L’invitation de Jésus est de « prendre » la croix, sans la subir avec résignation comme un mal inévitable, sans la laisser nous écraser, sans la supporter non plus de façon stoïque et détachée… L’accueillir au contraire comme une possibilité de partager la sienne, de vivre en disciples aussi en cette situation et en communion avec lui dans cette souffrance, car c’est lui, le premier, qui a partagé notre croix. Quand Jésus s’est chargé de sa croix, il a pris avec elle sur ses épaules chacune de nos croix.

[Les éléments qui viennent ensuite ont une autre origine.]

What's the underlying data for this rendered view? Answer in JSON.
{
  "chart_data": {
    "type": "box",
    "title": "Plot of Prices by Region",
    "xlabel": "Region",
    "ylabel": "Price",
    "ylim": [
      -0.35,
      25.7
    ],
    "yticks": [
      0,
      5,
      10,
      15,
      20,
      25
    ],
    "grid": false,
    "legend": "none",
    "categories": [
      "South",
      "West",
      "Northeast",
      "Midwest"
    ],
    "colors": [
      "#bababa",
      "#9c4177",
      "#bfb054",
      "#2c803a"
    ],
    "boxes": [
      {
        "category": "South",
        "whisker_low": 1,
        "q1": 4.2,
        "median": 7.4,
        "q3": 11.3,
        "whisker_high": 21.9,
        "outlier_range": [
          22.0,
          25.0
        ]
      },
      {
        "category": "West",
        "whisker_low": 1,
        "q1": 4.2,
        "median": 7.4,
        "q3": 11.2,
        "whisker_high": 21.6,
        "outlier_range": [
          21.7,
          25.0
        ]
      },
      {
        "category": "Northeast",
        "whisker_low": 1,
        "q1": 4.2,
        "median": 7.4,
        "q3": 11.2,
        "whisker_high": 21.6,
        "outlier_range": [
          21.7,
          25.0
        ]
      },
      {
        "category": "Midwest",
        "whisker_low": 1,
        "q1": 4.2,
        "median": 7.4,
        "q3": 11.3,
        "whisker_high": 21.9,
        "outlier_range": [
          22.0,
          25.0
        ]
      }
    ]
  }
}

Dans chaque souffrance, quelle qu’elle soit, nous pouvons rencontrer Jésus qui l’a déjà faite sienne.
Igino Giordani voit là le rôle inversé de Simon de Cyrène qui porte la croix de Jésus : la croix, dit-il, « est moins lourde si Jésus se fait notre Cyrénéen ». Et, dit-il, elle est encore moins lourde si nous la portons ensemble : « Une croix portée par une seule personne est écrasante ; portée ensemble par plusieurs, avec Jésus au milieu d’elles, c’est-à-dire en prenant comme Cyrénéen Jésus lui-même, elle devient légère, le joug n’est plus ressenti comme tel. L’escalade faite en cordée par beaucoup, d’un commun accord, devient une fête, et elle nous fait monter ».
Prendre la croix donc pour la porter avec lui, sachant que nous ne sommes pas seuls à la porter parce qu’il la porte avec nous, c’est se relier à Jésus, lui appartenir, jusqu’à la pleine communion avec lui, jusqu’à devenir d’autres ‘lui’. C’est ainsi que l’on suit Jésus et que l’on devient de vrais disciples. La croix sera alors vraiment pour nous, comme pour Christ « puissance de Dieu (1 Corinthiens 1-18), voie de résurrection. Dans chaque faiblesse, nous trouverons la force, dans chaque obscurité la lumière, dans chaque mort la vie, parce que nous trouverons Jésus.